The Seattle Mariners selected Vande Berg in the 13th round of the 1980 MLB draft. He signed for a $1,000 signing bonus, which he spent on car tires. He converted to a relief pitcher role in Triple-A in 1981. Vande Berg made his MLB debut with the Mariners on April 7, 1982. He worked mostly as a setup man to Bill Caudill, finishing his rookie season with a 9–4 record and 2.37 earned run average (ERA) while leading the American League (AL) with 78 games pitched, which was a major league rookie record until 1986. He was named the AL Rookie Pitcher of the Year by the Sporting News, the left-handed pitcher on the Topps All-Star Rookie Team, and finished fourth in AL Rookie of the Year voting.
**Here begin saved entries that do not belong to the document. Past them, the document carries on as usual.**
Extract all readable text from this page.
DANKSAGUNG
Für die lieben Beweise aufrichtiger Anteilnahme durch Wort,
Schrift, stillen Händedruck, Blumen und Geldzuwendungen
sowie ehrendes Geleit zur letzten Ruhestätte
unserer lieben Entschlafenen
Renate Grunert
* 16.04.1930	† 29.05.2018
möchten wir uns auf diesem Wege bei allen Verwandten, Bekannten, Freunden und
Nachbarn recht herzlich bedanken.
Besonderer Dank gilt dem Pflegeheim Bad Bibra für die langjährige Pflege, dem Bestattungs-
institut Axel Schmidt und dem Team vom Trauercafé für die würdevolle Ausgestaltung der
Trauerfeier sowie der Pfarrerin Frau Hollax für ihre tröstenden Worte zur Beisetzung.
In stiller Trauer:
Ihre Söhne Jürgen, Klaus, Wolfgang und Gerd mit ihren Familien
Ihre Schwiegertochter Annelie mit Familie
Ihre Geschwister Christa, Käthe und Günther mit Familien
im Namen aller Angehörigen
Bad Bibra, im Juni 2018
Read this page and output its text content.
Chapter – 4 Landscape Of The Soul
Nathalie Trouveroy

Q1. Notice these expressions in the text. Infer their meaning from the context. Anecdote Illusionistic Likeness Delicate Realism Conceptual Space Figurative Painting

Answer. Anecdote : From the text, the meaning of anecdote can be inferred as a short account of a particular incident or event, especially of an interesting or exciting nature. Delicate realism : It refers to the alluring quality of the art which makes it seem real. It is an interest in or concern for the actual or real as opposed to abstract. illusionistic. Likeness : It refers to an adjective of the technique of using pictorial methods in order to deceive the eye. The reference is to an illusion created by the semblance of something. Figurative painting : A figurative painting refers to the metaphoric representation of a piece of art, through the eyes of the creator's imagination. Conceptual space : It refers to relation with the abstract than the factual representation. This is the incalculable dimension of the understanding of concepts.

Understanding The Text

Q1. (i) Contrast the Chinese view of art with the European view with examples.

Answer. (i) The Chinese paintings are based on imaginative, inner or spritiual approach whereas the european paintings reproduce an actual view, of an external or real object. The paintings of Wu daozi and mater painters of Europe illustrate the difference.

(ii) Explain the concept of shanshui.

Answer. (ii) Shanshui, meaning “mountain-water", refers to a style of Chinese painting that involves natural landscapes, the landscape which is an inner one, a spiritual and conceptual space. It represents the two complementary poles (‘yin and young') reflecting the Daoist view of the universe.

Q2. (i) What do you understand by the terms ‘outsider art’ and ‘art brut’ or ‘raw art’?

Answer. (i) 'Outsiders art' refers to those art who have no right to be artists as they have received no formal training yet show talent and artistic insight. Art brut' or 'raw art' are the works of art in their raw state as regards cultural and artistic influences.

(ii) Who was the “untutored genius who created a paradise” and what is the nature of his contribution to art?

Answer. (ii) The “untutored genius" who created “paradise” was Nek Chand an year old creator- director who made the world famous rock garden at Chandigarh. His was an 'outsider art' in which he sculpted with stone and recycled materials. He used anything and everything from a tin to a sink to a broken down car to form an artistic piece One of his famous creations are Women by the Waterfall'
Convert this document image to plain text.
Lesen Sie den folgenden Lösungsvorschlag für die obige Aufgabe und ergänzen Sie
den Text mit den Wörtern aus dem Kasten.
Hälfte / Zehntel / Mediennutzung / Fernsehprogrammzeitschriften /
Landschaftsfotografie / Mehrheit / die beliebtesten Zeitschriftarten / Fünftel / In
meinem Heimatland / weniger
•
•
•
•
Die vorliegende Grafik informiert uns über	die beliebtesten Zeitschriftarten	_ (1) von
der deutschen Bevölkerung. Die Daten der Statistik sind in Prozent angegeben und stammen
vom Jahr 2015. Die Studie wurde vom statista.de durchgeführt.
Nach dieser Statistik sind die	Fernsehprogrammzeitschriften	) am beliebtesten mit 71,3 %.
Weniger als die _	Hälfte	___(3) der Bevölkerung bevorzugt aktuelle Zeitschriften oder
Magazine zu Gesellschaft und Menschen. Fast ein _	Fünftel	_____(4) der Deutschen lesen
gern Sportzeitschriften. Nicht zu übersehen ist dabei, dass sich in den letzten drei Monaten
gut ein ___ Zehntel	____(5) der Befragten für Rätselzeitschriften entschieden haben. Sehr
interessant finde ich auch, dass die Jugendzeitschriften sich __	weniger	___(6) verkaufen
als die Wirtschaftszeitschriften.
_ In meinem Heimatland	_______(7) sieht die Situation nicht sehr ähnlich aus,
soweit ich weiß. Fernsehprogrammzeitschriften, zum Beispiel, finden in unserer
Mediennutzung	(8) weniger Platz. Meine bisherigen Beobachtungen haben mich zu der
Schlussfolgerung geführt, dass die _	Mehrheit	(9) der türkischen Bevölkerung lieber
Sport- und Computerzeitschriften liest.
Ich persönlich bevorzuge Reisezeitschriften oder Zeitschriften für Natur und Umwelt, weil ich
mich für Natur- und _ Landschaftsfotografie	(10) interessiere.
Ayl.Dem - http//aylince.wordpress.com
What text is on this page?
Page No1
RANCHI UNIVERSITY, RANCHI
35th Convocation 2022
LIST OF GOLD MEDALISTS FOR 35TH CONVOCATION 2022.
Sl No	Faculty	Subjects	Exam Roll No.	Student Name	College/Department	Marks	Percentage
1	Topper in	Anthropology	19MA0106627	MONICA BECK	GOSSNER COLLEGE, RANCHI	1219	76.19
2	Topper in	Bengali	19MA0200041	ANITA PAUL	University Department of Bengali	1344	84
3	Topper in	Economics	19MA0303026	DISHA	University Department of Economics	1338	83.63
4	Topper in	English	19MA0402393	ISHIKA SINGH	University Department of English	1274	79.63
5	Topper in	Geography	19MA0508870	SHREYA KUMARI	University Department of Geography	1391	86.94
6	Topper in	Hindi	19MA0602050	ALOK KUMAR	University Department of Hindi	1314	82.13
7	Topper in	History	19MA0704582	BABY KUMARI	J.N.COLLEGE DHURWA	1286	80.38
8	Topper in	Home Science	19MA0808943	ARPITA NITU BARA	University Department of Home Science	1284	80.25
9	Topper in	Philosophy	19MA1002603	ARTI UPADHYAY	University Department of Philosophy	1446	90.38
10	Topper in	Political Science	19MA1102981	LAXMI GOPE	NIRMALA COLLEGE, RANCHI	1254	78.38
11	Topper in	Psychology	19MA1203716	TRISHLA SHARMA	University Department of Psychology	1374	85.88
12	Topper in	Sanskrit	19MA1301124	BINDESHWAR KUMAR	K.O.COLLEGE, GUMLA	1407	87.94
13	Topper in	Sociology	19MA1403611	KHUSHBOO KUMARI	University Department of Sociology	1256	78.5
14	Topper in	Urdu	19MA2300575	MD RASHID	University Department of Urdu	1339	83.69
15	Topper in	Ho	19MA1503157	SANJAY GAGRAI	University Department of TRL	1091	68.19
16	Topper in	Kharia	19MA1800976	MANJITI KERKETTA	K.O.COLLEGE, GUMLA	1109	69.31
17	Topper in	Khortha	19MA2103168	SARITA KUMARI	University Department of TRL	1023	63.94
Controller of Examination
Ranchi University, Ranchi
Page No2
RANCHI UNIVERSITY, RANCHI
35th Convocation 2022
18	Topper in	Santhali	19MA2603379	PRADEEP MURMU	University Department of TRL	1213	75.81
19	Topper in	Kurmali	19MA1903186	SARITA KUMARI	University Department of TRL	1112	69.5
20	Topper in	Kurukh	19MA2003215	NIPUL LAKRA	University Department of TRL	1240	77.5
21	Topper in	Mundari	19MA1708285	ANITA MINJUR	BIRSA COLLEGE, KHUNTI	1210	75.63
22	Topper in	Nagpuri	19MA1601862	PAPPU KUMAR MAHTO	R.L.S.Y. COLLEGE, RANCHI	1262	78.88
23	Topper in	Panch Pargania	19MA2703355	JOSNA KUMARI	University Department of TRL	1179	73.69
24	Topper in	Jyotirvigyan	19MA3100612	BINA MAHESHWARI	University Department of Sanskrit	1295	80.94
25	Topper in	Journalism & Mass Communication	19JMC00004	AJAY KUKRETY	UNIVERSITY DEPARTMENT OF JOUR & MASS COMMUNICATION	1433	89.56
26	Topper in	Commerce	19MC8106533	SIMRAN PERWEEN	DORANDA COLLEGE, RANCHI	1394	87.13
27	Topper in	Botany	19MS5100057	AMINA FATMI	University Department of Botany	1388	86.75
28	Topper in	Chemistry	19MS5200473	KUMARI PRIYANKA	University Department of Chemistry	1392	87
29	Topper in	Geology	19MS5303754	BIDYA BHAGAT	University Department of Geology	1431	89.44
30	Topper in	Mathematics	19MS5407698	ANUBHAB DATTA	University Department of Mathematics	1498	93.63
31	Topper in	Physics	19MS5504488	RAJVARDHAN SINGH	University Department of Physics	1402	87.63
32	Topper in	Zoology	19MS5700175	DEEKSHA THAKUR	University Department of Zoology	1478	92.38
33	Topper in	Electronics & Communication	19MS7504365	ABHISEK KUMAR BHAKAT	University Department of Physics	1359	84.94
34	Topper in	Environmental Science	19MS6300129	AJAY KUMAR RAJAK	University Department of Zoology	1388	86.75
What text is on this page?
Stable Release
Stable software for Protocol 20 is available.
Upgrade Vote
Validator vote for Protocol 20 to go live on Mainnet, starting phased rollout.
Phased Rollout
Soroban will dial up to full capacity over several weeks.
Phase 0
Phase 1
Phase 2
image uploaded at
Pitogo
He did not match any of those marks in subsequent seasons, and his slider was not as effective. He was second in the league in pitching appearances in 1983, then split 1983 between being a reliever and starting pitcher, going 8–12 with a career-high 7 saves. He was again second in the AL in appearances in 1985. After four seasons in Seattle, he held the franchise record with 272 games pitched, and his 3.72 ERA was tied for the lowest with Floyd Bannister.

Seattle traded Vande Berg to the Los Angeles Dodgers for Steve Yeager on December 11, 1985. Vande Berg agreed to a $455,000 salary ahead of the 1986 season, second-highest among Dodgers relievers, as well as a drug-testing clause. The Dodgers non-tendered him after the season.

Vande Berg pitched for the Cleveland Indians in 1987 and Texas Rangers in 1988. He appeared in his final MLB game on September 30, 1988. Texas released him in March 1989. He pitched in Triple-A through 1992. He was a replacement player with the San Francisco Giants in spring training in 1995 during the ongoing players strike. He pitched one game for the Dubois County Dragons in 1998.

== Personal life ==
Vande Berg married his wife in 1980. They have two children.

Vande Berg's father, who moved from Wisconsin to California, regularly coached Vande Berg's youth baseball teams.